Without Remorse by Clancy, Tom

The doyen of naval aviation reached over the side, hauled the bruised and sore body aboard, and directed him below.

* * *

‘Forty-One, this is Navy to your west now… this doesn’t look real good, fella.’

‘I’m afraid you’re right. Navy. You can break off if you want. I think we’ll stay a while,’ Oreza said. It had been good of them to quarter the surface for three hours, a good assist from a couple of flag officers. They even handled their sailboat halfway decent. At another time he’d have taken the thought further and made a joke about Navy seamanship. But not now. Oreza and Forty-One-Bravo would continue their search all night, finding only wreckage.

It made the papers in a big way, but not in any way that made sense. Detective Lieutenant Mark Charon, following up a lead on his own time – on administrative leave following a shooting, no less – had stumbled into a drug lab and in the ensuing gun battle had lost his life in the line of duty while ending those of two major traffickers. The coincidental escape of three young women resulted in the identification of one of the deceased traffickers as a particularly brutal murderer, which perhaps explained Charon’s heroic zeal, and closed a number of cases in a fashion that the police reporters found overly convenient. On page six was a squib story about a boating accident.

Three days later, a file clerk from St Louis called Lieutenant Ryan to say that the Kelly file was back but she couldn’t say from where. Ryan thanked her for her effort. He’d closed that case along with the rest, and didn’t even try the FBI records center for Kelly’s card, and thus made unnecessary Bob Ritter’s substitution of the prints of someone unlikely ever to visit America again.

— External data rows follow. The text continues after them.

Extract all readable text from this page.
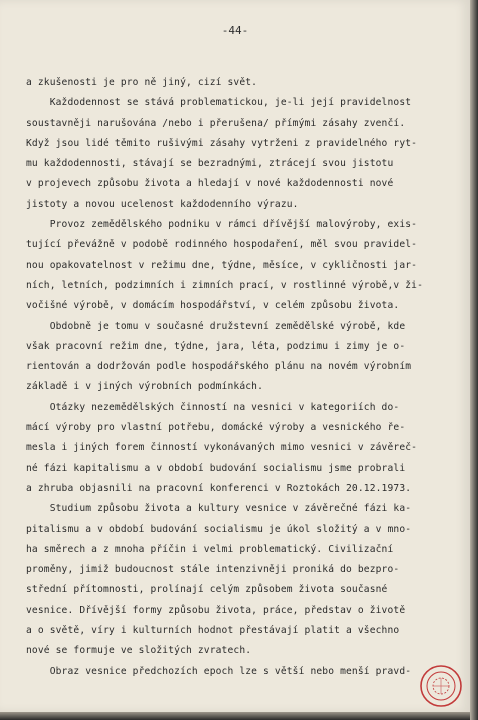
-44-
a zkušenosti je pro ně jiný, cizí svět.
Každodennost se stává problematickou, je-li její pravidelnost
soustavněji narušována /nebo i přerušena/ přímými zásahy zvenčí.
Když jsou lidé těmito rušivými zásahy vytrženi z pravidelného ryt-
mu každodennosti, stávají se bezradnými, ztrácejí svou jistotu
v projevech způsobu života a hledají v nové každodennosti nové
jistoty a novou ucelenost každodenního výrazu.
Provoz zemědělského podniku v rámci dřívější malovýroby, exis-
tující převážně v podobě rodinného hospodaření, měl svou pravidel-
nou opakovatelnost v režimu dne, týdne, měsíce, v cykličnosti jar-
ních, letních, podzimních i zimních prací, v rostlinné výrobě,v ži-
vočišné výrobě, v domácím hospodářství, v celém způsobu života.
Obdobně je tomu v současné družstevní zemědělské výrobě, kde
však pracovní režim dne, týdne, jara, léta, podzimu i zimy je o-
rientován a dodržován podle hospodářského plánu na novém výrobním
základě i v jiných výrobních podmínkách.
Otázky nezemědělských činností na vesnici v kategoriích do-
mácí výroby pro vlastní potřebu, domácké výroby a vesnického ře-
mesla i jiných forem činností vykonávaných mimo vesnici v závěreč-
né fázi kapitalismu a v období budování socialismu jsme probrali
a zhruba objasnili na pracovní konferenci v Roztokách 20.12.1973.
Studium způsobu života a kultury vesnice v závěrečné fázi ka-
pitalismu a v období budování socialismu je úkol složitý a v mno-
ha směrech a z mnoha příčin i velmi problematický. Civilizační
proměny, jimiž budoucnost stále intenzivněji proniká do bezpro-
střední přítomnosti, prolínají celým způsobem života současné
vesnice. Dřívější formy způsobu života, práce, představ o životě
a o světě, víry i kulturních hodnot přestávají platit a všechno
nové se formuje ve složitých zvratech.
Obraz vesnice předchozích epoch lze s větší nebo menší pravd-
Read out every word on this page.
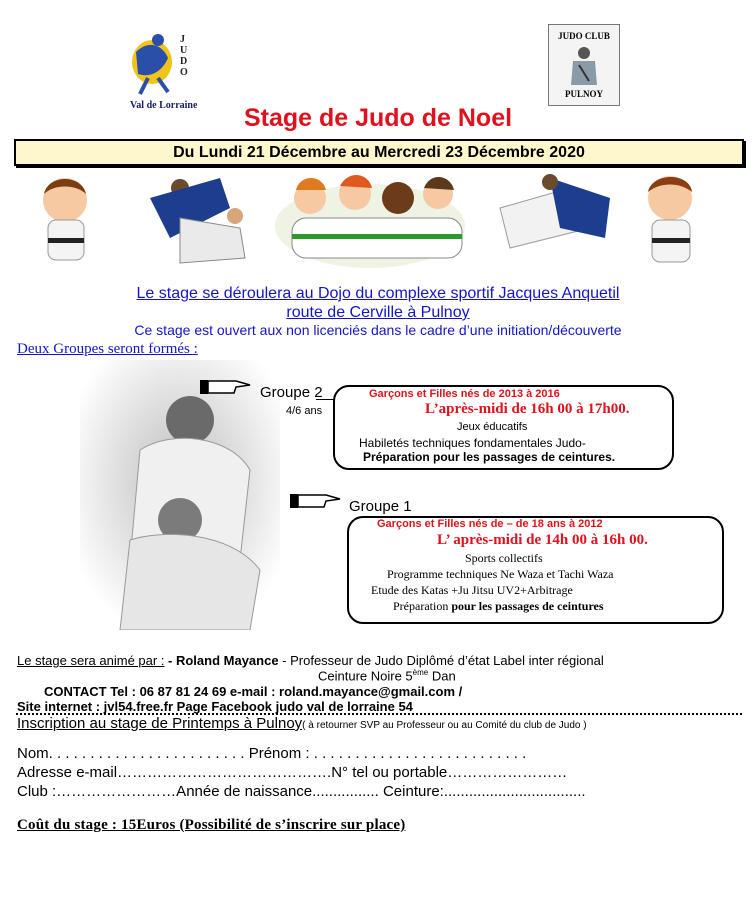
J
U
D
O
Val de Lorraine
JUDO CLUB
PULNOY
Stage de Judo de Noel
Du Lundi 21 Décembre au Mercredi 23 Décembre 2020
Le stage se déroulera au Dojo du complexe sportif Jacques Anquetil
route de Cerville à Pulnoy
Ce stage est ouvert aux non licenciés dans le cadre d’une initiation/découverte
Deux Groupes seront formés :
Groupe 2
4/6 ans
Garçons et Filles nés de 2013 à 2016
L’après-midi de 16h 00 à 17h00.
Jeux éducatifs
Habiletés techniques fondamentales Judo-
Préparation pour les passages de ceintures.
Groupe 1
Garçons et Filles nés de – de 18 ans à 2012
L’ après-midi de 14h 00 à 16h 00.
Sports collectifs
Programme techniques Ne Waza et Tachi Waza
Etude des Katas +Ju Jitsu UV2+Arbitrage
Préparation pour les passages de ceintures
Le stage sera animé par : - Roland Mayance - Professeur de Judo Diplômé d’état Label inter régional
Ceinture Noire 5ème Dan
CONTACT Tel : 06 87 81 24 69 e-mail : roland.mayance@gmail.com /
Site internet : jvl54.free.fr Page Facebook judo val de lorraine 54
Inscription au stage de Printemps à Pulnoy( à retourner SVP au Professeur ou au Comité du club de Judo )
Nom. . . . . . . . . . . . . . . . . . . . . . . . Prénom : . . . . . . . . . . . . . . . . . . . . . . . . . .
Adresse e-mail…………………………………….N° tel ou portable……………………
Club :……………………Année de naissance................ Ceinture:..................................
Coût du stage : 15Euros (Possibilité de s’inscrire sur place)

The only loose end, which troubled Ritter greatly, was a single telephone call. But even criminals got one phone call, and Ritter didn’t want to cross Clark on something like that. Five months later, Sandra O’Toole resigned her position at Johns Hopkins and moved to the Virginia tidewater, where she took over a whole floor of the area’s teaching hospital on the strength of a glowing recommendation from Professor Samuel Rosen.

EPILOGUE

February 12, 1973

‘We are honored to have the opportunity to serve our country under difficult circumstances,’ Captain Jeremiah Denton said, ending a thirty-four-word statement that rang across the ramp at Clark Air Force Base with ‘God bless America.’

‘How about that,’ the commentator said, sharing the experience as he was paid to do. ‘Right there behind Captain Denton is Colonel Robin Zacharias, of the Air Force. He’s one of the fifty-three prisoners about whom we had no information until very recently, along with . . .’

John Clark didn’t listen to the rest. He looked at the TV that sat on his wife’s dresser in the bedroom, at the face of a man half a world away, to whom he’d been much closer in body, closer still in spirit not so long before. He saw the man embrace his wife after what had to be five years of separation. He saw a woman who’d grown old with worry, but now was young with love for the husband she’d thought dead. Kelly wept with them, seeing the man’s face for the first time as a thing of animation, seeing the joy that really could replace pain, no matter how vast. He squeezed Sandy’s hand so hard that he almost hurt it until she rested his on her belly to feel the movement of their soon-to-be firstborn. The phone rang then, and Kelly was angry for the invasion of the moment until he heard the voice.

‘I hope you’re proud of yourself, John,’ Dutch Maxwell said. ‘We’re getting all twenty back. I wanted to make sure you knew that. It wouldn’t have happened without you.’

‘Thank you, sir.’ Clark hung up. There was nothing else to be said.

‘Who was that?’ Sandy asked, holding his hand in place.

‘A friend,’ Clark said, wiping his eyes as he turned to kiss his wife. ‘From another life.’